Recognise This! – A powerful, positive, appreciative culture is critical to a company’s recover.

Earlier this week, the Wall Street Journal published a quite interesting article case study of Dynegy, Inc., in the article “Can a New Culture Fix Troubled Companies?” As the article points out:

“Increasingly, leaders of troubled businesses try to fix the company’s culture along with its bottom line. Since the financial crisis struck in 2008, CEOs have sought to improve collaboration and decision making, recognising that a strong culture is ‘a critical component of their long-term success,’ says Nick Neuhausel, a partner at consulting firm Senn Delaney, which advised Dynegy.”

Throughout the article, using Dynegy as the example, I see three key components of how to change your culture while keeping a focus on strategy guidance.

1) Rebuild Trust through Honest Conversations (and start at the top)

Dynegy CEO Bob Flexon began his culture overhaul by rebuilding trust within and among his senior leadership team:

“In June, the company’s 37 highest-ranking executives participated in a two-day offsite meeting led by Senn Delaney, which included trust-building exercises. In one drill, a pair of managers spent one minute expressing appreciation for each other’s work, then spent the next giving constructive criticism.”

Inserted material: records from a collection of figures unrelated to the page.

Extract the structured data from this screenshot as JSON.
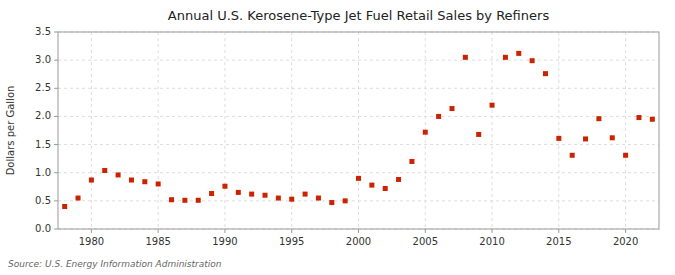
{
  "chart_data": {
    "type": "scatter",
    "title": "Annual U.S. Kerosene-Type Jet Fuel Retail Sales by Refiners",
    "y_label": "Dollars per Gallon",
    "annotations": [
      "Source: U.S. Energy Information Administration"
    ],
    "x": [
      1978,
      1979,
      1980,
      1981,
      1982,
      1983,
      1984,
      1985,
      1986,
      1987,
      1988,
      1989,
      1990,
      1991,
      1992,
      1993,
      1994,
      1995,
      1996,
      1997,
      1998,
      1999,
      2000,
      2001,
      2002,
      2003,
      2004,
      2005,
      2006,
      2007,
      2008,
      2009,
      2010,
      2011,
      2012,
      2013,
      2014,
      2015,
      2016,
      2017,
      2018,
      2019,
      2020,
      2021,
      2022
    ],
    "values": [
      0.4,
      0.55,
      0.87,
      1.04,
      0.96,
      0.87,
      0.84,
      0.8,
      0.52,
      0.51,
      0.51,
      0.63,
      0.76,
      0.65,
      0.62,
      0.6,
      0.55,
      0.53,
      0.62,
      0.55,
      0.47,
      0.5,
      0.9,
      0.78,
      0.72,
      0.88,
      1.2,
      1.72,
      2.0,
      2.14,
      3.05,
      1.68,
      2.2,
      3.05,
      3.12,
      2.99,
      2.76,
      1.61,
      1.31,
      1.6,
      1.96,
      1.62,
      1.31,
      1.98,
      1.95
    ],
    "color": "#CC2200",
    "marker": "square",
    "grid": true,
    "xlim": [
      1977.5,
      2022.5
    ],
    "xticks": [
      1980,
      1985,
      1990,
      1995,
      2000,
      2005,
      2010,
      2015,
      2020
    ],
    "ylim": [
      0.0,
      3.5
    ],
    "yticks": [
      {
        "value": 0.0,
        "label": "0.0"
      },
      0.5,
      {
        "value": 1.0,
        "label": "1.0"
      },
      1.5,
      {
        "value": 2.0,
        "label": "2.0"
      },
      2.5,
      {
        "value": 3.0,
        "label": "3.0"
      },
      3.5
    ]
  }
}
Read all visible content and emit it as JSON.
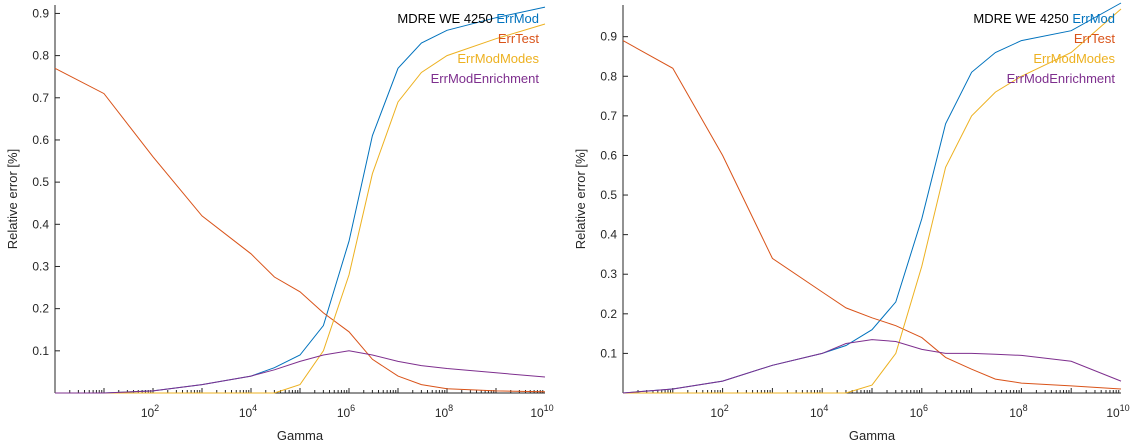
{
  "chart_data": [
    {
      "type": "line",
      "xscale": "log",
      "xlim": [
        1,
        10000000000
      ],
      "ylim": [
        0,
        0.92
      ],
      "xlabel": "Gamma",
      "ylabel": "Relative error [%]",
      "yticks": [
        "0.1",
        "0.2",
        "0.3",
        "0.4",
        "0.5",
        "0.6",
        "0.7",
        "0.8",
        "0.9"
      ],
      "xticks": [
        {
          "base": "10",
          "exp": "2",
          "value": 100
        },
        {
          "base": "10",
          "exp": "4",
          "value": 10000
        },
        {
          "base": "10",
          "exp": "6",
          "value": 1000000
        },
        {
          "base": "10",
          "exp": "8",
          "value": 100000000
        },
        {
          "base": "10",
          "exp": "10",
          "value": 10000000000
        }
      ],
      "legend_title": "MDRE WE 4250",
      "legend_position": "top-right",
      "grid": false,
      "series": [
        {
          "name": "ErrMod",
          "color": "#0072BD",
          "x": [
            1,
            10,
            100,
            1000,
            10000,
            30000,
            100000,
            300000,
            1000000,
            3000000,
            10000000,
            30000000,
            100000000,
            1000000000,
            10000000000
          ],
          "y": [
            0.0,
            0.0,
            0.005,
            0.02,
            0.04,
            0.06,
            0.09,
            0.16,
            0.36,
            0.61,
            0.77,
            0.83,
            0.86,
            0.89,
            0.915
          ]
        },
        {
          "name": "ErrTest",
          "color": "#D95319",
          "x": [
            1,
            10,
            100,
            1000,
            10000,
            30000,
            100000,
            300000,
            1000000,
            3000000,
            10000000,
            30000000,
            100000000,
            1000000000,
            10000000000
          ],
          "y": [
            0.77,
            0.71,
            0.56,
            0.42,
            0.33,
            0.275,
            0.24,
            0.19,
            0.145,
            0.08,
            0.04,
            0.02,
            0.01,
            0.005,
            0.003
          ]
        },
        {
          "name": "ErrModModes",
          "color": "#EDB120",
          "x": [
            1,
            10,
            100,
            1000,
            10000,
            30000,
            100000,
            300000,
            1000000,
            3000000,
            10000000,
            30000000,
            100000000,
            1000000000,
            10000000000
          ],
          "y": [
            0.0,
            0.0,
            0.0,
            0.0,
            0.0,
            0.0,
            0.02,
            0.1,
            0.28,
            0.52,
            0.69,
            0.76,
            0.8,
            0.84,
            0.875
          ]
        },
        {
          "name": "ErrModEnrichment",
          "color": "#7E2F8E",
          "x": [
            1,
            10,
            100,
            1000,
            10000,
            30000,
            100000,
            300000,
            1000000,
            3000000,
            10000000,
            30000000,
            100000000,
            1000000000,
            10000000000
          ],
          "y": [
            0.0,
            0.0,
            0.005,
            0.02,
            0.04,
            0.055,
            0.075,
            0.09,
            0.1,
            0.09,
            0.075,
            0.065,
            0.058,
            0.048,
            0.038
          ]
        }
      ]
    },
    {
      "type": "line",
      "xscale": "log",
      "xlim": [
        1,
        10000000000
      ],
      "ylim": [
        0,
        0.98
      ],
      "xlabel": "Gamma",
      "ylabel": "Relative error [%]",
      "yticks": [
        "0.1",
        "0.2",
        "0.3",
        "0.4",
        "0.5",
        "0.6",
        "0.7",
        "0.8",
        "0.9"
      ],
      "xticks": [
        {
          "base": "10",
          "exp": "2",
          "value": 100
        },
        {
          "base": "10",
          "exp": "4",
          "value": 10000
        },
        {
          "base": "10",
          "exp": "6",
          "value": 1000000
        },
        {
          "base": "10",
          "exp": "8",
          "value": 100000000
        },
        {
          "base": "10",
          "exp": "10",
          "value": 10000000000
        }
      ],
      "legend_title": "MDRE WE 4250",
      "legend_position": "top-right",
      "grid": false,
      "series": [
        {
          "name": "ErrMod",
          "color": "#0072BD",
          "x": [
            1,
            10,
            100,
            1000,
            10000,
            30000,
            100000,
            300000,
            1000000,
            3000000,
            10000000,
            30000000,
            100000000,
            1000000000,
            10000000000
          ],
          "y": [
            0.0,
            0.01,
            0.03,
            0.07,
            0.1,
            0.12,
            0.16,
            0.23,
            0.44,
            0.68,
            0.81,
            0.86,
            0.89,
            0.915,
            0.985
          ]
        },
        {
          "name": "ErrTest",
          "color": "#D95319",
          "x": [
            1,
            10,
            100,
            1000,
            10000,
            30000,
            100000,
            300000,
            1000000,
            3000000,
            10000000,
            30000000,
            100000000,
            1000000000,
            10000000000
          ],
          "y": [
            0.89,
            0.82,
            0.6,
            0.34,
            0.255,
            0.215,
            0.19,
            0.17,
            0.14,
            0.09,
            0.06,
            0.035,
            0.025,
            0.018,
            0.01
          ]
        },
        {
          "name": "ErrModModes",
          "color": "#EDB120",
          "x": [
            1,
            10,
            100,
            1000,
            10000,
            30000,
            100000,
            300000,
            1000000,
            3000000,
            10000000,
            30000000,
            100000000,
            1000000000,
            10000000000
          ],
          "y": [
            0.0,
            0.0,
            0.0,
            0.0,
            0.0,
            0.0,
            0.02,
            0.1,
            0.32,
            0.57,
            0.7,
            0.76,
            0.8,
            0.86,
            0.97
          ]
        },
        {
          "name": "ErrModEnrichment",
          "color": "#7E2F8E",
          "x": [
            1,
            10,
            100,
            1000,
            10000,
            30000,
            100000,
            300000,
            1000000,
            3000000,
            10000000,
            30000000,
            100000000,
            1000000000,
            10000000000
          ],
          "y": [
            0.0,
            0.01,
            0.03,
            0.07,
            0.1,
            0.125,
            0.135,
            0.13,
            0.11,
            0.1,
            0.1,
            0.098,
            0.095,
            0.08,
            0.03
          ]
        }
      ]
    }
  ]
}
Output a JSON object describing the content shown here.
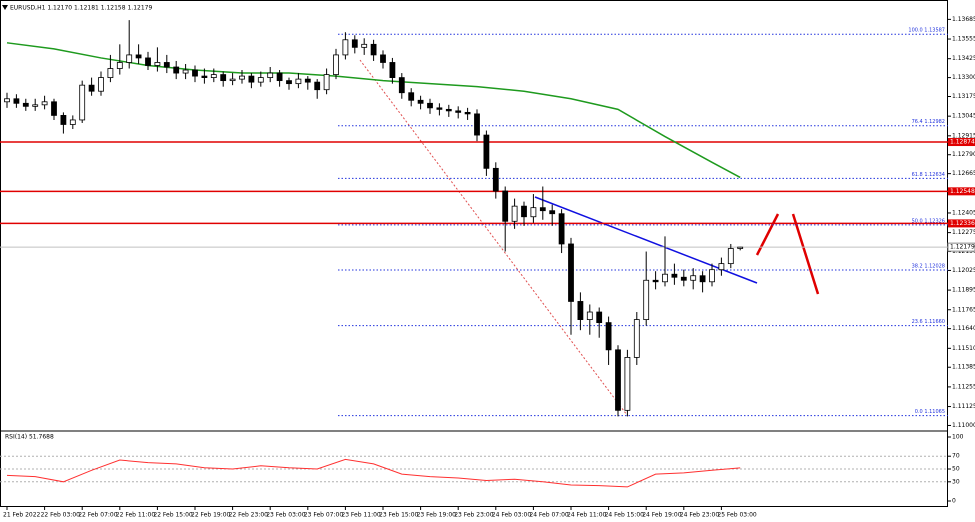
{
  "chart_data": {
    "type": "candlestick",
    "title": "EURUSD,H1  1.12170 1.12181 1.12158 1.12179",
    "categories": [
      "21 Feb 2022",
      null,
      null,
      null,
      "22 Feb 03:00",
      null,
      null,
      null,
      "22 Feb 07:00",
      null,
      null,
      null,
      "22 Feb 11:00",
      null,
      null,
      null,
      "22 Feb 15:00",
      null,
      null,
      null,
      "22 Feb 19:00",
      null,
      null,
      null,
      "22 Feb 23:00",
      null,
      null,
      null,
      "23 Feb 03:00",
      null,
      null,
      null,
      "23 Feb 07:00",
      null,
      null,
      null,
      "23 Feb 11:00",
      null,
      null,
      null,
      "23 Feb 15:00",
      null,
      null,
      null,
      "23 Feb 19:00",
      null,
      null,
      null,
      "23 Feb 23:00",
      null,
      null,
      null,
      "24 Feb 03:00",
      null,
      null,
      null,
      "24 Feb 07:00",
      null,
      null,
      null,
      "24 Feb 11:00",
      null,
      null,
      null,
      "24 Feb 15:00",
      null,
      null,
      null,
      "24 Feb 19:00",
      null,
      null,
      null,
      "24 Feb 23:00",
      null,
      null,
      null,
      "25 Feb 03:00",
      null,
      null
    ],
    "candles": [
      [
        1.1314,
        1.132,
        1.131,
        1.1316
      ],
      [
        1.1316,
        1.1319,
        1.131,
        1.1313
      ],
      [
        1.1313,
        1.1316,
        1.1308,
        1.1311
      ],
      [
        1.1311,
        1.1316,
        1.1308,
        1.1312
      ],
      [
        1.1312,
        1.1318,
        1.1309,
        1.1314
      ],
      [
        1.1314,
        1.1316,
        1.1302,
        1.1305
      ],
      [
        1.1305,
        1.1307,
        1.1293,
        1.1299
      ],
      [
        1.1299,
        1.1305,
        1.1296,
        1.1302
      ],
      [
        1.1302,
        1.1328,
        1.13,
        1.1325
      ],
      [
        1.1325,
        1.133,
        1.1318,
        1.1321
      ],
      [
        1.1321,
        1.1334,
        1.1318,
        1.133
      ],
      [
        1.133,
        1.1345,
        1.1327,
        1.1336
      ],
      [
        1.1336,
        1.1352,
        1.1332,
        1.134
      ],
      [
        1.134,
        1.1368,
        1.1336,
        1.1345
      ],
      [
        1.1345,
        1.1352,
        1.1339,
        1.1343
      ],
      [
        1.1343,
        1.1347,
        1.1335,
        1.1338
      ],
      [
        1.1338,
        1.135,
        1.1334,
        1.134
      ],
      [
        1.134,
        1.1345,
        1.1333,
        1.1337
      ],
      [
        1.1337,
        1.1341,
        1.1329,
        1.1333
      ],
      [
        1.1333,
        1.1339,
        1.1329,
        1.1335
      ],
      [
        1.1335,
        1.1338,
        1.1327,
        1.1331
      ],
      [
        1.1331,
        1.1336,
        1.1326,
        1.133
      ],
      [
        1.133,
        1.1336,
        1.1327,
        1.1332
      ],
      [
        1.1332,
        1.1334,
        1.1324,
        1.1328
      ],
      [
        1.1328,
        1.1333,
        1.1325,
        1.1329
      ],
      [
        1.1329,
        1.1335,
        1.1326,
        1.1331
      ],
      [
        1.1331,
        1.1333,
        1.1323,
        1.1327
      ],
      [
        1.1327,
        1.1334,
        1.1324,
        1.133
      ],
      [
        1.133,
        1.1337,
        1.1327,
        1.1333
      ],
      [
        1.1333,
        1.1335,
        1.1324,
        1.1328
      ],
      [
        1.1328,
        1.133,
        1.1322,
        1.1326
      ],
      [
        1.1326,
        1.1333,
        1.1323,
        1.1329
      ],
      [
        1.1329,
        1.1331,
        1.1322,
        1.1327
      ],
      [
        1.1327,
        1.1329,
        1.1316,
        1.1322
      ],
      [
        1.1322,
        1.1336,
        1.1319,
        1.1332
      ],
      [
        1.1332,
        1.1349,
        1.1329,
        1.1345
      ],
      [
        1.1345,
        1.136,
        1.1342,
        1.1355
      ],
      [
        1.1355,
        1.1358,
        1.1346,
        1.135
      ],
      [
        1.135,
        1.1356,
        1.1345,
        1.1352
      ],
      [
        1.1352,
        1.1355,
        1.1341,
        1.1345
      ],
      [
        1.1345,
        1.1348,
        1.1336,
        1.134
      ],
      [
        1.134,
        1.1343,
        1.1326,
        1.133
      ],
      [
        1.133,
        1.1333,
        1.1316,
        1.132
      ],
      [
        1.132,
        1.1323,
        1.1311,
        1.1315
      ],
      [
        1.1315,
        1.1318,
        1.1309,
        1.1313
      ],
      [
        1.1313,
        1.1316,
        1.1306,
        1.131
      ],
      [
        1.131,
        1.1313,
        1.1305,
        1.1309
      ],
      [
        1.1309,
        1.1312,
        1.1304,
        1.1308
      ],
      [
        1.1308,
        1.1311,
        1.1303,
        1.1307
      ],
      [
        1.1307,
        1.131,
        1.1302,
        1.1306
      ],
      [
        1.1306,
        1.1309,
        1.1288,
        1.1292
      ],
      [
        1.1292,
        1.1295,
        1.1265,
        1.127
      ],
      [
        1.127,
        1.1274,
        1.125,
        1.1255
      ],
      [
        1.1255,
        1.1258,
        1.1215,
        1.1235
      ],
      [
        1.1235,
        1.125,
        1.123,
        1.1245
      ],
      [
        1.1245,
        1.1248,
        1.1232,
        1.1238
      ],
      [
        1.1238,
        1.1253,
        1.1234,
        1.1244
      ],
      [
        1.1244,
        1.1258,
        1.1236,
        1.1242
      ],
      [
        1.1242,
        1.1246,
        1.1232,
        1.124
      ],
      [
        1.124,
        1.1243,
        1.1214,
        1.122
      ],
      [
        1.122,
        1.1224,
        1.116,
        1.1182
      ],
      [
        1.1182,
        1.1188,
        1.1163,
        1.117
      ],
      [
        1.117,
        1.118,
        1.116,
        1.1175
      ],
      [
        1.1175,
        1.1178,
        1.1158,
        1.1168
      ],
      [
        1.1168,
        1.1172,
        1.114,
        1.115
      ],
      [
        1.115,
        1.1153,
        1.1106,
        1.111
      ],
      [
        1.111,
        1.115,
        1.1106,
        1.1145
      ],
      [
        1.1145,
        1.1175,
        1.114,
        1.117
      ],
      [
        1.117,
        1.1215,
        1.1166,
        1.1196
      ],
      [
        1.1196,
        1.1202,
        1.119,
        1.1195
      ],
      [
        1.1195,
        1.1225,
        1.1192,
        1.12
      ],
      [
        1.12,
        1.1207,
        1.1193,
        1.1198
      ],
      [
        1.1198,
        1.1203,
        1.1192,
        1.1196
      ],
      [
        1.1196,
        1.1204,
        1.119,
        1.1199
      ],
      [
        1.1199,
        1.1202,
        1.1188,
        1.1195
      ],
      [
        1.1195,
        1.1207,
        1.1192,
        1.1203
      ],
      [
        1.1203,
        1.1211,
        1.1199,
        1.1207
      ],
      [
        1.1207,
        1.122,
        1.1204,
        1.1217
      ],
      [
        1.1217,
        1.12181,
        1.12158,
        1.12179
      ]
    ],
    "up_color": "#ffffff",
    "down_color": "#000000",
    "ylim": [
      1.1097,
      1.1378
    ],
    "yticks": [
      1.13685,
      1.13555,
      1.13425,
      {
        "value": 1.133,
        "label": "1.13300"
      },
      1.13175,
      1.13045,
      1.12915,
      {
        "value": 1.1279,
        "label": "1.12790"
      },
      1.12665,
      1.12535,
      1.12405,
      1.12275,
      {
        "value": 1.1215,
        "label": "1.12150"
      },
      1.12025,
      1.11895,
      1.11765,
      {
        "value": 1.1164,
        "label": "1.11640"
      },
      {
        "value": 1.1151,
        "label": "1.11510"
      },
      1.11385,
      1.11255,
      1.11125,
      {
        "value": 1.11,
        "label": "1.11000"
      }
    ],
    "ma": {
      "color": "#1e9a1e",
      "x": [
        0,
        5,
        10,
        15,
        20,
        25,
        30,
        35,
        40,
        45,
        50,
        55,
        60,
        65,
        70,
        75,
        78
      ],
      "values": [
        1.1353,
        1.1349,
        1.1343,
        1.1338,
        1.1335,
        1.1333,
        1.1333,
        1.1331,
        1.1328,
        1.1326,
        1.1324,
        1.1321,
        1.1316,
        1.1309,
        1.1291,
        1.1274,
        1.1264
      ]
    },
    "levels": {
      "color": "#e00000",
      "values": [
        1.12874,
        1.12548,
        1.12336
      ]
    },
    "current_price": 1.12179,
    "fibonacci": {
      "color": "#2233dd",
      "levels": [
        {
          "value": 1.13587,
          "label": "100.0 1.13587"
        },
        {
          "value": 1.12982,
          "label": "76.4 1.12982"
        },
        {
          "value": 1.12634,
          "label": "61.8 1.12634"
        },
        {
          "value": 1.12326,
          "label": "50.0 1.12326"
        },
        {
          "value": 1.12028,
          "label": "38.2 1.12028"
        },
        {
          "value": 1.1166,
          "label": "23.6 1.11660"
        },
        {
          "value": 1.11065,
          "label": "0.0 1.11065"
        }
      ]
    },
    "rsi": {
      "title": "RSI(14) 51.7688",
      "color": "#ff3030",
      "ylim": [
        0,
        100
      ],
      "yticks": [
        100,
        70,
        50,
        30,
        0
      ],
      "x": [
        0,
        3,
        6,
        9,
        12,
        15,
        18,
        21,
        24,
        27,
        30,
        33,
        36,
        39,
        42,
        45,
        48,
        51,
        54,
        57,
        60,
        63,
        66,
        69,
        72,
        75,
        78
      ],
      "values": [
        40,
        38,
        30,
        48,
        64,
        60,
        58,
        52,
        50,
        55,
        52,
        50,
        65,
        58,
        42,
        38,
        36,
        32,
        34,
        30,
        25,
        24,
        22,
        42,
        44,
        48,
        51.7688
      ]
    }
  }
}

Think about how you receive information such as this from others. Do you tend to push off praise or do you accept the positive feedback as emphasis of what you do well and where you excel? With constructive criticism, do you accept it in the spirit it is given or do you see it as an attack? Both versions of feedback are critical to honest conversations and healthy rebuilding of a company culture built on trust and recognition.

2) Base Performance Reviews on Your Cultural Hallmarks (Core Values)

Dynegy first focussed their energy around specific core values and then looked for ways to bring those values to life for employees:

“Then, executives tried to carry out their pledges. Employees got performance reviews for the first time in two years, with bosses judging their subordinates in part on whether they embraced the core values.”

Building your core values into the performance review process is a key step in carrying your values throughout the work. However, an opportunity remains for Dynegy to do better in this area by not limiting this feedback to once a year from one person, but expanding the opportunity for all to contribute positive feedback on everyone else who lives the values throughout the year. (This is the essence of the crowdsourced performance review.)

3) Establish Culture Champions

Let me be clear. Every employee owns your company culture. All are equally responsible for contributing to the culture. That said, establishing culture champions is a smart move. Empower these champions to reinforce your culture and your goals. Here’s an example from  Dynegy:

“Meanwhile, 15 specially trained ‘culture champions’ are attempting to reinforce the message. At meetings, one such champion, Chief Administrative Officer Carolyn J. Burke, says she sometimes chastens a colleague for tapping on his BlackBerry by declaring, ‘Hey Joe, be here now.’”

Has your organisation undergone a culture revolution? What steps were taken and how was the new culture implemented?